Erstellt am 07. Februar 2018, 05:12

von Martin Gruber-Dorninger

Studentenverbindung wehrt sich gegen Vorurteile. Die K. Ö. St. V. Austria Purkersdorf wehrt sich gegen eine Pauschalisierung und verurteilt die Germania.

Band und Deckel gehören zu den Mitgliedern der K. Ö. St. V. Austria Purkersdorf dazu. Mit der Burschenschaft Germania haben sie aber nichts am Hut.  |  NOEN, K. Ö. St. V. Austria Purkersdorf.

Viele Themen gab es ja nicht gerade im Wahlkampf rund um die Landtagswahl in Niederösterreich. Lediglich eines sorgte für Aufsehen, und das kam auch eher ungeplant aufs Tableau – dabei handelt es sich um die Texte der Liederbücher einer Burschenschaft, die für FPÖ-Spitzenkandidat Udo Landbauer schlussendlich das Ende der politischen Karriere bedeuteten.

Er war Vizeobmann der schlagenden Verbindung Germania und gab an, nichts von den Texten der Lieder gewusst zu haben. Die NÖN fragte nun bei der Purkersdorfer Studentenverbindung K. Ö. St. V. (Katholische Österreichische Studentenverbindung) Austria Purkersdorf nach, wie es denn bei ihren Mitgliedern um dieses Thema steht.

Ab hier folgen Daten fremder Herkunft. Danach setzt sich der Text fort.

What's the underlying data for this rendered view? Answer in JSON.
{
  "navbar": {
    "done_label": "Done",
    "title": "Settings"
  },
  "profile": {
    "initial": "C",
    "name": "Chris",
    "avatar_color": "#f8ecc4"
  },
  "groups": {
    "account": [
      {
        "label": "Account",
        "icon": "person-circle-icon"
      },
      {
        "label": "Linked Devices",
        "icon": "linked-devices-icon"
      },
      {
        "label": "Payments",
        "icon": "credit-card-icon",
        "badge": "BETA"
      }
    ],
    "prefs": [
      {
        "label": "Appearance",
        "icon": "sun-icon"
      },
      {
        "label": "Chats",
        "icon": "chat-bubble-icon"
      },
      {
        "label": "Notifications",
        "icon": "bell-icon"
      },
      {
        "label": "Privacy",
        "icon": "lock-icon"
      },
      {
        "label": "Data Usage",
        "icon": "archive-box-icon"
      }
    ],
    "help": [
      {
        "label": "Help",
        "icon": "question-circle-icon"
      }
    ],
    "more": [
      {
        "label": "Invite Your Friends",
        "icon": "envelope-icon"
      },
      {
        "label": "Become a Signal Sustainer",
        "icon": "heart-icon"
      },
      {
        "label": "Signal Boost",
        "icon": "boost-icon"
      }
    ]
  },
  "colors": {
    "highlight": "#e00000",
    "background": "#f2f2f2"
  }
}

Albrecht Oppitz ist Mitglied bei einer Studentenverbindung.  |  NOEN, privat

„Das Entscheidende dabei ist, dass wir eine katholische Studentenverbindung sind und keine Burschenschaft. Diese Unterscheidung ist enorm wichtig. Die Germania ist eine schlagende deutschnationale Verbindung, wir setzen uns hingegen für karitative Angelegenheiten und die Ausübung des katholischen Glaubens ein“, will VP-Stadtrat Albrecht Oppitz gleich eindeutig die Unterschiede definiert wissen.

„Ja, wir haben auch ein Liederbuch. Darin finden sich Lieder für offizielle und inoffizielle Anlässe"

Außerdem bekenne sich die K. Ö. St. V. Austria Purkersdorf zur Heimat Österreich als eigenständige Nation. „Deutschnationales Gedankengut hat bei uns nichts verloren. Auch die Mensur lehnen wir zu 100 Prozent ab“, betont Oppitz. Er habe in seiner Zeit bei der Studentenverbindung kein einziges Mal erlebt, dass aus Jux und Tollerei politisch sensible Themen besungen oder belächelt wurden. „Ja, wir haben auch ein Liederbuch. Darin finden sich Lieder für offizielle und inoffizielle Anlässe. Doch auch bei Veranstaltungen der Verbindung wurde stets darauf geachtet, was der Inhalt der Texte war“, so Oppitz.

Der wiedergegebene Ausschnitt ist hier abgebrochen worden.